Walid Raad
Appendix XVIII: Plates
“The Lebanese wars of the past three decades affected Lebanon’s residents physically and psychologically: from the hundred thousand plus who were killed; to the two hundred thousand plus who were wounded; to the million plus who were displaced; to the even more who were psychologically traumatized. Needless to say, the wars also affected Lebanese cities, buildings and institutions. It is clear to me today that these wars also affected colors, lines, shapes and forms. Some of these were affected in a material way and, like burned books or razed monuments, are physically destroyed and lost forever. Others, like looted treasure or politically compromised artworks, remain physically intact but are removed from view, possibly never to be seen again. And yet other colors, lines, shapes and forms, sensing the forthcoming danger, deploy defensive measures: they hide, take refuge, hibernate, camouflage and dissimulate.
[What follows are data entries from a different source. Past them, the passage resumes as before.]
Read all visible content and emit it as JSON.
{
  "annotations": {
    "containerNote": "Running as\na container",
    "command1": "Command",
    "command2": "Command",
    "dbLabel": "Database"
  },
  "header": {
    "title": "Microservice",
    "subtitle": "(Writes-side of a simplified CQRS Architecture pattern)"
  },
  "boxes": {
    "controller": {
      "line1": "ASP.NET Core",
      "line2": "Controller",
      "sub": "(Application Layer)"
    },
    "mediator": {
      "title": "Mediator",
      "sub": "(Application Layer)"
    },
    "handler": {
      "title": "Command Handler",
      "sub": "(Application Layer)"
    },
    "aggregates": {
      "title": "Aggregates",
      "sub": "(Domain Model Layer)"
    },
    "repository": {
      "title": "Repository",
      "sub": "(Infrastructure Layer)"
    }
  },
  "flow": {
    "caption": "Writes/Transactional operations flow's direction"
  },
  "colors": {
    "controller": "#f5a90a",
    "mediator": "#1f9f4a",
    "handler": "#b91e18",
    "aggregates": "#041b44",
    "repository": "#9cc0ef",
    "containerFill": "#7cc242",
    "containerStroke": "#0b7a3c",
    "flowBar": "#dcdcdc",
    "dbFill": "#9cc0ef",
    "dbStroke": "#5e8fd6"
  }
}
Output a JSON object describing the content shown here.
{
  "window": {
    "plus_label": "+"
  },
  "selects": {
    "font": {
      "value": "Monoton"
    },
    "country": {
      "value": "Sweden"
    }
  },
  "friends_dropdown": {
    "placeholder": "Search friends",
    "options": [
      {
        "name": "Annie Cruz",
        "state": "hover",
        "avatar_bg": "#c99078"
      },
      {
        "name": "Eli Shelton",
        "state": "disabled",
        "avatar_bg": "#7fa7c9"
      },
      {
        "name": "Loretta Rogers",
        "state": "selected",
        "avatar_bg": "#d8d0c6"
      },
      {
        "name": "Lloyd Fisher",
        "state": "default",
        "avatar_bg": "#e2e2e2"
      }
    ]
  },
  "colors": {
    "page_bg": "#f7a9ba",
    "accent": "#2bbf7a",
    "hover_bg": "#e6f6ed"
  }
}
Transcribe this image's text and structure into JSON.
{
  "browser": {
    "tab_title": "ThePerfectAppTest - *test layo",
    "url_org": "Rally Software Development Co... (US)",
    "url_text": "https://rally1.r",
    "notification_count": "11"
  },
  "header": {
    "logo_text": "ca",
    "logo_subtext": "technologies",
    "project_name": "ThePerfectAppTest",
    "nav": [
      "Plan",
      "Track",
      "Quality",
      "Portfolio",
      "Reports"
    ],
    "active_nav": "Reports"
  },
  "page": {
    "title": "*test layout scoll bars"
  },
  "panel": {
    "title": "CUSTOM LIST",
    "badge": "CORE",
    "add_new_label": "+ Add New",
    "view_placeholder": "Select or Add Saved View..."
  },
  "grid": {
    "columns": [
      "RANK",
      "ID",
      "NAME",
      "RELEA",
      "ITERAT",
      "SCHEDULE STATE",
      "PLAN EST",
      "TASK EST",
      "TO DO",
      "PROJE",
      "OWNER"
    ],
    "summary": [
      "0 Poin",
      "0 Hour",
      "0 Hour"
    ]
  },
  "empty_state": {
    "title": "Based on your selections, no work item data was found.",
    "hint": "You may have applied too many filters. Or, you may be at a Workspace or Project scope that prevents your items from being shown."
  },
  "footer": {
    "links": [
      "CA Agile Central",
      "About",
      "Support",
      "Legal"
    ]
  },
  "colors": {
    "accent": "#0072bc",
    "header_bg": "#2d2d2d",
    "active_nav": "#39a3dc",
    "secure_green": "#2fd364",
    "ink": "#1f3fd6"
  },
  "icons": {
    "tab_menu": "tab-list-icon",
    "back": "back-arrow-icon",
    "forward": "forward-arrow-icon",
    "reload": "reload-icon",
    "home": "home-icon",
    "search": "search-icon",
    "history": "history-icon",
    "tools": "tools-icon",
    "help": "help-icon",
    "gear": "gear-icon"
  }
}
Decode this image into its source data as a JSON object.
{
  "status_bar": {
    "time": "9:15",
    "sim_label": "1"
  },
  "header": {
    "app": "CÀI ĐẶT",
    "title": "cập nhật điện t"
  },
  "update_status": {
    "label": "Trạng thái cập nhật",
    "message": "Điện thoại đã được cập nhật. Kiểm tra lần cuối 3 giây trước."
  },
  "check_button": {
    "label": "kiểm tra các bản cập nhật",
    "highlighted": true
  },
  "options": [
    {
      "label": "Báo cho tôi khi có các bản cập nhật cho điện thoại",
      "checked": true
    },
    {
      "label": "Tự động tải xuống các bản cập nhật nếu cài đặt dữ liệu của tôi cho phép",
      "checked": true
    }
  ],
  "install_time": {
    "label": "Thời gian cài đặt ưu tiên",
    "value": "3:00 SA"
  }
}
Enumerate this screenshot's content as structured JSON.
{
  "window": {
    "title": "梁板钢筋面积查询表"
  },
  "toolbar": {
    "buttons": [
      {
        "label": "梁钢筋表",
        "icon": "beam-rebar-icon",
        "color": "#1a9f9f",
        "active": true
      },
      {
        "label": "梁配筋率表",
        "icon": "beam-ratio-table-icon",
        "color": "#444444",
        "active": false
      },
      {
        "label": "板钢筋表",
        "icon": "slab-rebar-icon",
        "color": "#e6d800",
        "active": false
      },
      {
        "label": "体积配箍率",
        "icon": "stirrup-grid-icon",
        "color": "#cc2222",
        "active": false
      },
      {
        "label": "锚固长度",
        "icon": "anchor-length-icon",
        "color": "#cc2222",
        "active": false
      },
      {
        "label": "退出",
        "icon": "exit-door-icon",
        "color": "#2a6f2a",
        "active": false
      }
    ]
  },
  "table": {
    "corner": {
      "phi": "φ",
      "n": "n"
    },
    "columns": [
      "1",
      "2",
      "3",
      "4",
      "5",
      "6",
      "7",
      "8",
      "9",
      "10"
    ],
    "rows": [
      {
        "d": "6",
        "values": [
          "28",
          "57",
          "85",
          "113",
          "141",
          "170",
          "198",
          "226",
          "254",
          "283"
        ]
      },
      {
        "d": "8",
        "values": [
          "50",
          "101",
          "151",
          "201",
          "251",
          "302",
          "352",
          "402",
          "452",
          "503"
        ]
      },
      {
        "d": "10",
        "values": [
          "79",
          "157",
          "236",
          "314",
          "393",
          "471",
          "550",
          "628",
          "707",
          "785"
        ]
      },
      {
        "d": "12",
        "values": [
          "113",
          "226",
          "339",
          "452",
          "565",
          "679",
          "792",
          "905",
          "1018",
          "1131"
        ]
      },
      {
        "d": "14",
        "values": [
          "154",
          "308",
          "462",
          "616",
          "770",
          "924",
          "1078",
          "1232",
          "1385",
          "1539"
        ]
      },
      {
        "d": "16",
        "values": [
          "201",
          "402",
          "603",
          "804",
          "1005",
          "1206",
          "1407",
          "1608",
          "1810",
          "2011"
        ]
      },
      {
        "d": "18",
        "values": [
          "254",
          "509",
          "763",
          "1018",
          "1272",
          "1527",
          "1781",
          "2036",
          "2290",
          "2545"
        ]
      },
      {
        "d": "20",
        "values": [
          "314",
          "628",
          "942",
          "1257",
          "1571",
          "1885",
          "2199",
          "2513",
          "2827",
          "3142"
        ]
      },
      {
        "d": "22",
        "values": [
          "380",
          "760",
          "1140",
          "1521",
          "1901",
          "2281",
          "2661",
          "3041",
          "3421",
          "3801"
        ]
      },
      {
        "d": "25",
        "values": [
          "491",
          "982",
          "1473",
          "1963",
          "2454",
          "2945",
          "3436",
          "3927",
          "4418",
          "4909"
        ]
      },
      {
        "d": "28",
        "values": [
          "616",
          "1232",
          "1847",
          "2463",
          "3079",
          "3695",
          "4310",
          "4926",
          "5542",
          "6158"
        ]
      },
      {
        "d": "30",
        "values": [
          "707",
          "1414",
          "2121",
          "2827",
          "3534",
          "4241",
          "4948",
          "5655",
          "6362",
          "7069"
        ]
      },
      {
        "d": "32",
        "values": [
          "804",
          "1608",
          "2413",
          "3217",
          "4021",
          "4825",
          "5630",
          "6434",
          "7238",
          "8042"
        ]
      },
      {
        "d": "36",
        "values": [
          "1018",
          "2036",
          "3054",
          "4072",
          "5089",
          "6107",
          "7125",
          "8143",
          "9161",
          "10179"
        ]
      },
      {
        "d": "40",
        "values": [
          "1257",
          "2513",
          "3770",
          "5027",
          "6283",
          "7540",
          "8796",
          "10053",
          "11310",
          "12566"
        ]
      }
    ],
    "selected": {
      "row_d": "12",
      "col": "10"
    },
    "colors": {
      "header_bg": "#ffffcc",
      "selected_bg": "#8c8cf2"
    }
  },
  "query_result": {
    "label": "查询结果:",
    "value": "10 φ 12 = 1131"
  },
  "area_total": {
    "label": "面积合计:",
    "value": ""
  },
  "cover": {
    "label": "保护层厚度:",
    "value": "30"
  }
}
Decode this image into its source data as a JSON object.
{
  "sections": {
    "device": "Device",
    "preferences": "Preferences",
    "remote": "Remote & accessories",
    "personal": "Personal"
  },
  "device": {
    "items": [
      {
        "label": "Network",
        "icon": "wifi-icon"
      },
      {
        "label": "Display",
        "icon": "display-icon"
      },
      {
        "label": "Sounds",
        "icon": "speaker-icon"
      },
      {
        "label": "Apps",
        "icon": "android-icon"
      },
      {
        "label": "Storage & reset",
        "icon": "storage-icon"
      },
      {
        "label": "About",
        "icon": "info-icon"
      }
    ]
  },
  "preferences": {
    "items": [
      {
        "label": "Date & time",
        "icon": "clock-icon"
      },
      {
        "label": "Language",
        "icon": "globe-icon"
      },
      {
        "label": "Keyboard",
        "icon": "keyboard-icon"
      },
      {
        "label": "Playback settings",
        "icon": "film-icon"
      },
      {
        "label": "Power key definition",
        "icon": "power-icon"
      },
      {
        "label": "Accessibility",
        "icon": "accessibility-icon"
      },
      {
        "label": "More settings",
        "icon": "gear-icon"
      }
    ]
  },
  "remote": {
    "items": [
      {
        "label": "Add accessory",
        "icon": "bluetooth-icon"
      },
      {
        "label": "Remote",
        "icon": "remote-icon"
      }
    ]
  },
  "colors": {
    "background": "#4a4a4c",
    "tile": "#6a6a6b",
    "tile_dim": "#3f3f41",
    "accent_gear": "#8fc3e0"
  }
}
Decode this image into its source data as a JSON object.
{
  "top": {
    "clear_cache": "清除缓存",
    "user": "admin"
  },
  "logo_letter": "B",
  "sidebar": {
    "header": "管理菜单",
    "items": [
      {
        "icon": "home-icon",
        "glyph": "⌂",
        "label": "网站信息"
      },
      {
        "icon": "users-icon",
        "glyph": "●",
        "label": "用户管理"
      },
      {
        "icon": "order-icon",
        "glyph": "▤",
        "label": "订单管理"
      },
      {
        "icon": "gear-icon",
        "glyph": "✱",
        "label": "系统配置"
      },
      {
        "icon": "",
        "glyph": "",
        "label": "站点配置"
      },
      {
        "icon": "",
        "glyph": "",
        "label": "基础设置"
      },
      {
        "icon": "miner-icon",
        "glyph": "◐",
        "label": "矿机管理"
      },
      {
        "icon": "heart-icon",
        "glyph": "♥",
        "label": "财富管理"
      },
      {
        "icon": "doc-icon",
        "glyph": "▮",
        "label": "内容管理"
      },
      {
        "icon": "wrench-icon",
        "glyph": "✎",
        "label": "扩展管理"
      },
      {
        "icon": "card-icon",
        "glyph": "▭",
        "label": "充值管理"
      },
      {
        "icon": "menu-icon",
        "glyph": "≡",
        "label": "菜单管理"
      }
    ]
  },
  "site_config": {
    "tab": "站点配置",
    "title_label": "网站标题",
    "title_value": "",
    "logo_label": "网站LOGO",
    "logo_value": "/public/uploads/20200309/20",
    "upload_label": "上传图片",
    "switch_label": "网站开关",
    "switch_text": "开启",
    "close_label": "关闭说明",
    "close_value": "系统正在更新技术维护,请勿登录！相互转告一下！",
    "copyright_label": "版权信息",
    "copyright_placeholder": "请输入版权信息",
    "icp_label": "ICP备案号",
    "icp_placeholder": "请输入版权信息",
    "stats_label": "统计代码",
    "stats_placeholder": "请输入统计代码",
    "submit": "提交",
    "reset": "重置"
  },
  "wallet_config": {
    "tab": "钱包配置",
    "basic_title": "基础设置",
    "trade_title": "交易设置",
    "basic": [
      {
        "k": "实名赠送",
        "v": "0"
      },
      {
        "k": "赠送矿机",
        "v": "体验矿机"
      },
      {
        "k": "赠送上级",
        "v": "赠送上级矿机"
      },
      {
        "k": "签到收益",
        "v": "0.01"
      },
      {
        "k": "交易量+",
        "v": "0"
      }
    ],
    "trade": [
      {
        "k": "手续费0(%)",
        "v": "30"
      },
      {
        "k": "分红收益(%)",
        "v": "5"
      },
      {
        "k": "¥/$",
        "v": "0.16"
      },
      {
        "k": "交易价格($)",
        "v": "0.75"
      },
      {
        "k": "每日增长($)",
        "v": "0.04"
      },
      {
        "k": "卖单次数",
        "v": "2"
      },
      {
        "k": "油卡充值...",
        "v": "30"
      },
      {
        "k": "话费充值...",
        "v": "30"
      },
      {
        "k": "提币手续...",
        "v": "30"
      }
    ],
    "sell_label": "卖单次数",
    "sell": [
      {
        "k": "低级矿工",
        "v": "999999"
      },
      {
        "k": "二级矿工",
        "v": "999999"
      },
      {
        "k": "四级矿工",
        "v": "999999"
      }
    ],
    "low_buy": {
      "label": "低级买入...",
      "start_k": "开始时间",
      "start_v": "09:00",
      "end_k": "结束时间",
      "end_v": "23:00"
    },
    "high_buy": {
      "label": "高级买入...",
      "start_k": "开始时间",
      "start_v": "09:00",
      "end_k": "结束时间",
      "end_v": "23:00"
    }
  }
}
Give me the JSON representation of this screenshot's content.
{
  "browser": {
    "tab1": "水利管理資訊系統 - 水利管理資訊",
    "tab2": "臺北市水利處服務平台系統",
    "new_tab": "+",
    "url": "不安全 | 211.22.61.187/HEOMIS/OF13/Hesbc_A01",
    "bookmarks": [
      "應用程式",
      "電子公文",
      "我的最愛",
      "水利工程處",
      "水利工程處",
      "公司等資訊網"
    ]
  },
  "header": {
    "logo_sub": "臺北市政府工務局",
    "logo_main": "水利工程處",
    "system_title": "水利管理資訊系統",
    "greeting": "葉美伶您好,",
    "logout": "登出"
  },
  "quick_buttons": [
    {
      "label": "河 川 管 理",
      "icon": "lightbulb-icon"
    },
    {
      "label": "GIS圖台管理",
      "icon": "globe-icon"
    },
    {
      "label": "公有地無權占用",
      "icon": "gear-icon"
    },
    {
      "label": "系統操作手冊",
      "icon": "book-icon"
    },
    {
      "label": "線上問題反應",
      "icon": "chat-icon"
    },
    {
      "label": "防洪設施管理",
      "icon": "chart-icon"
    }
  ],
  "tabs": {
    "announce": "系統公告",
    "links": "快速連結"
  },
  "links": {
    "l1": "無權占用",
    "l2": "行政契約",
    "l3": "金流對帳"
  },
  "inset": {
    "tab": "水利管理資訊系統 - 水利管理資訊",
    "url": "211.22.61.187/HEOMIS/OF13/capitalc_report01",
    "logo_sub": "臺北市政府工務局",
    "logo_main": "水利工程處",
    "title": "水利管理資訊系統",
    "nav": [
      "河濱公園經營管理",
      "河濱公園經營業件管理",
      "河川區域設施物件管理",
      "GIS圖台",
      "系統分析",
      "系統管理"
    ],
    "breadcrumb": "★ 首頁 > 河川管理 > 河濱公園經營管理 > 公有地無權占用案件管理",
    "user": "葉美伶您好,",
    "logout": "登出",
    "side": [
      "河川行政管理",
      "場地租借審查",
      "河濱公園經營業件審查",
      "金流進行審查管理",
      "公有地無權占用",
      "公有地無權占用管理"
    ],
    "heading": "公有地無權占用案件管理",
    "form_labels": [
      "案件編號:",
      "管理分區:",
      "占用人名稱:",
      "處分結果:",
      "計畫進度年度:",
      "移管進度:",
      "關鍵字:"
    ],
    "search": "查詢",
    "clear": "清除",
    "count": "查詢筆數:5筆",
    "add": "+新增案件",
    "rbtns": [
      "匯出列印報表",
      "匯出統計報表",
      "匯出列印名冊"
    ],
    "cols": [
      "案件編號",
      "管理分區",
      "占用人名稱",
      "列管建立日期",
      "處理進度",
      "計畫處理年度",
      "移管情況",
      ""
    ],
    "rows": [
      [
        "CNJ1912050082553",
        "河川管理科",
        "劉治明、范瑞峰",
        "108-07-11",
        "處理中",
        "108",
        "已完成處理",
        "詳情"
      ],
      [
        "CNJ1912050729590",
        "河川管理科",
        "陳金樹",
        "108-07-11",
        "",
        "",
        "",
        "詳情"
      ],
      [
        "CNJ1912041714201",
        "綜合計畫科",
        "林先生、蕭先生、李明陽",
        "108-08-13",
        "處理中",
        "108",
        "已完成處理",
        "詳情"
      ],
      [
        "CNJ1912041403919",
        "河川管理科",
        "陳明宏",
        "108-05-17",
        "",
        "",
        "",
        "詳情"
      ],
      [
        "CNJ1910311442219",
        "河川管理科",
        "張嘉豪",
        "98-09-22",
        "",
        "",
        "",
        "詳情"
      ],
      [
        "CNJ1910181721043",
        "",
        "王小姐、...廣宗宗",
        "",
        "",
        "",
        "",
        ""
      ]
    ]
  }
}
I expected them to do so in the artworks of past artists. I thought their paintings, sculptures, films, photographs, and drawings would be their most hospitable hosts. I was wrong. Instead, colors, lines, shapes and forms took refuge in unexpected places. They hid in Roman and Arabic letters and numbers; in circles, rectangles and squares; in yellow, blue and green. They dissimulated as typefaces, covers, titles and indexes; as the graphi lines and footnotes of books; they camouflaged as letters, price lists, dissertations and catalogues; as diagrams and budgets. They hibernated not in, but around artworks.” Walid Raad in “Miraculous Beginnings”.